Wednesday, March 11, 2015

Hurry Up: Childhood is leaving

Have you ever had one of those moments when you are hurrying along your children, only to realize that there is absolutely no reason.  You probably know what I'm talking about- the grocery store, the library, all those everyday moments.

When you feel like you have to move move move.  Get it done, get to the next place, and your hurrying the world along. Or at least you are trying to.

Sometimes it's when you are trying to make dinner, and all she wants to do is help you do it.  She wants to stir, or see, or help.  And all you want is to get it done...
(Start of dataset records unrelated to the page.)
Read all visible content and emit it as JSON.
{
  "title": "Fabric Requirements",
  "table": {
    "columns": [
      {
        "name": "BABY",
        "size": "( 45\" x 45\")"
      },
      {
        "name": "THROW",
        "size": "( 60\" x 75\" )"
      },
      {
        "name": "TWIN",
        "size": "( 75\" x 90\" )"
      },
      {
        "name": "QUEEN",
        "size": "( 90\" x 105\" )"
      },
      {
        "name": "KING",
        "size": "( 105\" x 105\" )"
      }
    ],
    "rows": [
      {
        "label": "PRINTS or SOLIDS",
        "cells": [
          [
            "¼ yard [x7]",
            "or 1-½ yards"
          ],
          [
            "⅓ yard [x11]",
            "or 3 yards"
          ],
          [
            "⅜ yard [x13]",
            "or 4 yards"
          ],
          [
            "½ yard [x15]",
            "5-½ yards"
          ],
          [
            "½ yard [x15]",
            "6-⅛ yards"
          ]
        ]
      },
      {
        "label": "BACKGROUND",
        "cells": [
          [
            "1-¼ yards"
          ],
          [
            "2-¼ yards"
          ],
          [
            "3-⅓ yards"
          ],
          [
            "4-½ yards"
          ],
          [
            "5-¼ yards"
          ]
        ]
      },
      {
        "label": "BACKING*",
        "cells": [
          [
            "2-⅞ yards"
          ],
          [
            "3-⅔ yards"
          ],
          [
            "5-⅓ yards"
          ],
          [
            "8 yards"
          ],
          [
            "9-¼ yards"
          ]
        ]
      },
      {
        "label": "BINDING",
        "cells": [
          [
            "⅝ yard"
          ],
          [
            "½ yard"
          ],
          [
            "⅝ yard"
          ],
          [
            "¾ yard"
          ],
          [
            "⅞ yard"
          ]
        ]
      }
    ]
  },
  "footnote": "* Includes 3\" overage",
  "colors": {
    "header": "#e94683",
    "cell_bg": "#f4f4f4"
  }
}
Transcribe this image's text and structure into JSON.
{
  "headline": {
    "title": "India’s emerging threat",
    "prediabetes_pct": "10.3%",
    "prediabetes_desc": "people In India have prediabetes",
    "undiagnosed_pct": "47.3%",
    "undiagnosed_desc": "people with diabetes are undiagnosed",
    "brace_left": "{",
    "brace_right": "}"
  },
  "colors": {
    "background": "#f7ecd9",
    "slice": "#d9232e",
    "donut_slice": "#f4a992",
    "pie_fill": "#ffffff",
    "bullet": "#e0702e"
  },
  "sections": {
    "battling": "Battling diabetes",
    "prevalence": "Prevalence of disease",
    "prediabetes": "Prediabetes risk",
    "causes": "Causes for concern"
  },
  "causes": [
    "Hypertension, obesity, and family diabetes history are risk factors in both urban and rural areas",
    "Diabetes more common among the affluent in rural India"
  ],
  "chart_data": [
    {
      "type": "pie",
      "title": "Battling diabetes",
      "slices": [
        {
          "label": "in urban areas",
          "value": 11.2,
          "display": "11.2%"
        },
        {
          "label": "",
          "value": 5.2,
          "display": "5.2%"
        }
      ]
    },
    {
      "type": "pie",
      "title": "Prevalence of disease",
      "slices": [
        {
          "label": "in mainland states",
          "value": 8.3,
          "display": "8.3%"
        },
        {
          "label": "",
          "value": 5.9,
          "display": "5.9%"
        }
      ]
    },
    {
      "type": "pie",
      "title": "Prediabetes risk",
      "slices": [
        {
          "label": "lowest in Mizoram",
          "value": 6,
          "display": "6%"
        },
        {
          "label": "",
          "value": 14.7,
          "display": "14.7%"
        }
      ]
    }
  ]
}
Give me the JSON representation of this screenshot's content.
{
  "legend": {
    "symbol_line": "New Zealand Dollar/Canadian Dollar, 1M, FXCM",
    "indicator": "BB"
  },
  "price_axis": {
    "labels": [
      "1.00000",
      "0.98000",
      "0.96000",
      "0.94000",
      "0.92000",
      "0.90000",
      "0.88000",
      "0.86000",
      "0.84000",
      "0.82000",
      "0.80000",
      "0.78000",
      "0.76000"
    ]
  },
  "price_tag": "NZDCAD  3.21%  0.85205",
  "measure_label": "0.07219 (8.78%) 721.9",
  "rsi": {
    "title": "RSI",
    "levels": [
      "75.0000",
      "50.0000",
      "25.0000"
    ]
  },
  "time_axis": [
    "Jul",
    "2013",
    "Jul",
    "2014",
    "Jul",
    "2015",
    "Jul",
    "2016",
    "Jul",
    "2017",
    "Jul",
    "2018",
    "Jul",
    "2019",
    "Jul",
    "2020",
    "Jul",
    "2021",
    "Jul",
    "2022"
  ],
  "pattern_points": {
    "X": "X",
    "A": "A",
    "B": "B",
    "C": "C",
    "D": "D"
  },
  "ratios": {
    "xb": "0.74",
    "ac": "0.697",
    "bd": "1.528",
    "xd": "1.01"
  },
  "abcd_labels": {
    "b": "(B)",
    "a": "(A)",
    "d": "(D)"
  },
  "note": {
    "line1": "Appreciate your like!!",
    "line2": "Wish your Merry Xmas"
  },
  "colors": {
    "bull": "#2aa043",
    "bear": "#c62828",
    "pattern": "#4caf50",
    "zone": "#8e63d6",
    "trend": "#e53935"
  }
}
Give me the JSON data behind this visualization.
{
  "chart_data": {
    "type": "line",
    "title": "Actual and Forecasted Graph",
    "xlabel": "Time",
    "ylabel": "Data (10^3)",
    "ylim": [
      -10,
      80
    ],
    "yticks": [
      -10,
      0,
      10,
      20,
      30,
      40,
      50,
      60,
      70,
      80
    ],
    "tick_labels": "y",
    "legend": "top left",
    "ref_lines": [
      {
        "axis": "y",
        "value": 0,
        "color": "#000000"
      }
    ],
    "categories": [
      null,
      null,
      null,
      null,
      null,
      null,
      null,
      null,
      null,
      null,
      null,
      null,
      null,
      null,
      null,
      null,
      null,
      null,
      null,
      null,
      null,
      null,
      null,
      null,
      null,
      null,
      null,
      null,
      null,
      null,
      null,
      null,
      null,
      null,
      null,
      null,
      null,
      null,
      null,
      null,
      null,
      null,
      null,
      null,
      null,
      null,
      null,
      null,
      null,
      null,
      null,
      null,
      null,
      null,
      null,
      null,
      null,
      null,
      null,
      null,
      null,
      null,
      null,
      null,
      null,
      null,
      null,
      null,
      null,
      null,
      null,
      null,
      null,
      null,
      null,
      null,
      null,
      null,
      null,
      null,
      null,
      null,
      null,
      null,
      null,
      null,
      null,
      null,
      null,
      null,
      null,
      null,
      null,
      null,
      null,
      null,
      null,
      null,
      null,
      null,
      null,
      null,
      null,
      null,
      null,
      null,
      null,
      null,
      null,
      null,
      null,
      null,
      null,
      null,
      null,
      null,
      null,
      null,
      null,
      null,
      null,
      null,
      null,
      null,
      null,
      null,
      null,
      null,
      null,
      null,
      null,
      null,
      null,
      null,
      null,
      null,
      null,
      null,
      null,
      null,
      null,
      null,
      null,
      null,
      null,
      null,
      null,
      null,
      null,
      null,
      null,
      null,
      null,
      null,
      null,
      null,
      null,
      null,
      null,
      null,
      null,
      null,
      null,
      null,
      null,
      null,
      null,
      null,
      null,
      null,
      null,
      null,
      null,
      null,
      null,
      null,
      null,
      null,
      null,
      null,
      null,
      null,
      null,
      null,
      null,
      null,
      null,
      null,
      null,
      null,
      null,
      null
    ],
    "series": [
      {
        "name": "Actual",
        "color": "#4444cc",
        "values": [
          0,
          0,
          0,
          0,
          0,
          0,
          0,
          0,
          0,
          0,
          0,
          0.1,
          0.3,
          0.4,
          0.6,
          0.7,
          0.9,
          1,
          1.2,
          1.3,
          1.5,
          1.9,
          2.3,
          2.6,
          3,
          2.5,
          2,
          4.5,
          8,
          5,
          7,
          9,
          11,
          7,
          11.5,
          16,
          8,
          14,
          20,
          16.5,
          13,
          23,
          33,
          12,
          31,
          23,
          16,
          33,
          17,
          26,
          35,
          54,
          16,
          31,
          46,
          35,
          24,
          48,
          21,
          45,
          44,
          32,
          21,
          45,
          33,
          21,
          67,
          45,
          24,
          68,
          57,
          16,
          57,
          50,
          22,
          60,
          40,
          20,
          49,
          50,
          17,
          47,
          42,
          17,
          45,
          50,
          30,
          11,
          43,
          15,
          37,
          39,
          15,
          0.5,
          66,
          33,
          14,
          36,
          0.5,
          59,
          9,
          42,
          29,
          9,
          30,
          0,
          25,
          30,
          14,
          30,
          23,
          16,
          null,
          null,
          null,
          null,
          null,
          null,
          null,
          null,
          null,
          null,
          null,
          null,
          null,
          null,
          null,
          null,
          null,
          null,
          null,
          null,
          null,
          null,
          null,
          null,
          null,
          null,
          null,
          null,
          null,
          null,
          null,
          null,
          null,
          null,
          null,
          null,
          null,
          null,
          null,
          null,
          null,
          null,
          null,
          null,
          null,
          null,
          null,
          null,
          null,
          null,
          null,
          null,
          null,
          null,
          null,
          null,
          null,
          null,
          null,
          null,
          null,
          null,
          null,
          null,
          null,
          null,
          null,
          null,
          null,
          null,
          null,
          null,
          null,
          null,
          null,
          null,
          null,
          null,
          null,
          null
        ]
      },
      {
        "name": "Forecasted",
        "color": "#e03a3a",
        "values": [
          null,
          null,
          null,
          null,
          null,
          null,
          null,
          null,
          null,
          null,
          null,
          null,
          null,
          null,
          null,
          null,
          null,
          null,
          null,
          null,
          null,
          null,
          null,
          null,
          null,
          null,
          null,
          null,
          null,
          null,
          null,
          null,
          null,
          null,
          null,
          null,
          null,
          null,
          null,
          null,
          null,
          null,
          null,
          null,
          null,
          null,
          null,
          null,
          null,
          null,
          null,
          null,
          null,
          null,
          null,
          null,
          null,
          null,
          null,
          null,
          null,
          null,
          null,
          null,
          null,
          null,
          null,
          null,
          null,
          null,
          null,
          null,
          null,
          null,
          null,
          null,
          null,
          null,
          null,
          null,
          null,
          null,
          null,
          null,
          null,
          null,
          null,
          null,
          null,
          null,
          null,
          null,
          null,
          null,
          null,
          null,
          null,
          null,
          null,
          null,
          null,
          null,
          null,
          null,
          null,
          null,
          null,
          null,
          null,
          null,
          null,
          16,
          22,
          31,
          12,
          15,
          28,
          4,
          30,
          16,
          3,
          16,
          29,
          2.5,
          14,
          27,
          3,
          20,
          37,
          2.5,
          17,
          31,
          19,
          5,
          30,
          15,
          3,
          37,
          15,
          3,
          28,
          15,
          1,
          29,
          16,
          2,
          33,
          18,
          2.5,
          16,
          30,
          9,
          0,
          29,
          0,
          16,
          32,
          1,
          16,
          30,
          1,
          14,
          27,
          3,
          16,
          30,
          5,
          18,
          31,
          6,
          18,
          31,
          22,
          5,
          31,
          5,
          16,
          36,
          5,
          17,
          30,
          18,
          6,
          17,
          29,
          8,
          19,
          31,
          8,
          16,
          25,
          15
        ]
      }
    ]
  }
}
These moments- childhood is slipping away.  The teaching moment, the enjoyable moment.  The moments to see her for who she is, and what she's becoming.  Because she's growing up in these moments.  When you are worried about overcooking the sauce, she's learning how she should behave in the kitchen.  She's learning about why you make dinner- for the family, for her father...for an obligation?

I'm constantly amazed at how much she grasps, changes and grows each and everyday.  How she learns to communicate, share and become the girl she is growing up to be.

I want her to be strong, proud, and eager.  I want her to take life by the hands and giggle.  I don't want to tell her not to get dirty before dinner- I want her to explore the world, and not worry about the laundry.  But it's hard.

It's oh so hard....

They are moving faster than the speed of light it seems.  Just yesterday I would swear that Ocho was born, and yet here she is, moving, growing, learning, reacting.  Here they both are, becoming the sisters I've always wanted them to be.  Kind, thoughtful, imaginative.  Turning towards each other for fun, games, and frivolity.  But also when things are hard.  Caring, growing, concerned.  Helping each other through the rough times that can happen in life.

How do they learn these things?  It's those moments when I'm trying to hurry up.  When we need to get dressed to get out of the house- when I would rather be by myself than reading her another story (or the same one for the 15th time).  When it seems easiest just to cut my losses and run.  They are learning.  How to treat each other, how to deal with set-backs.  How to be who they will be.

And though it seems impossible, each moment is one we can't get back.  Each moment they get one step closer to adults and further away from children. Ocho is closer to being one than she is to being born.  And it's amazing.

It's watching her remember something for the first time.  It's seeing her light-up at the sight of her daddy or her sister. It's helping her understand that just because I'm not with her, I still love her, I'm still with her in her heart.

It's teaching them both that they can't take back these moments.  It's helping them see the beauty and the grace in everyday obligations.  Helping them see that childhood is leaving, so we better hurry up and enjoy the moment.

All photos the work of Laura Layera, Luluphoto.

1 comment:

  1. You are experiencing what every good parent realizes at some point, and you articulate it well for us. So did whoever wrote this once popular song:

    Where are you going, my little one, little one?
    Where are you going, my baby, my own?
    Turn around and you're two, turn around, and you're four,
    Turn around and you're a young man going out of my door.

    Where are you going, my little one, pretty one?
    Little sunsuits and petticoats, where have you gone?
    Turn around and you're tiny, turn around and you're grown,
    Turn around and you're a young wife with babes of your own.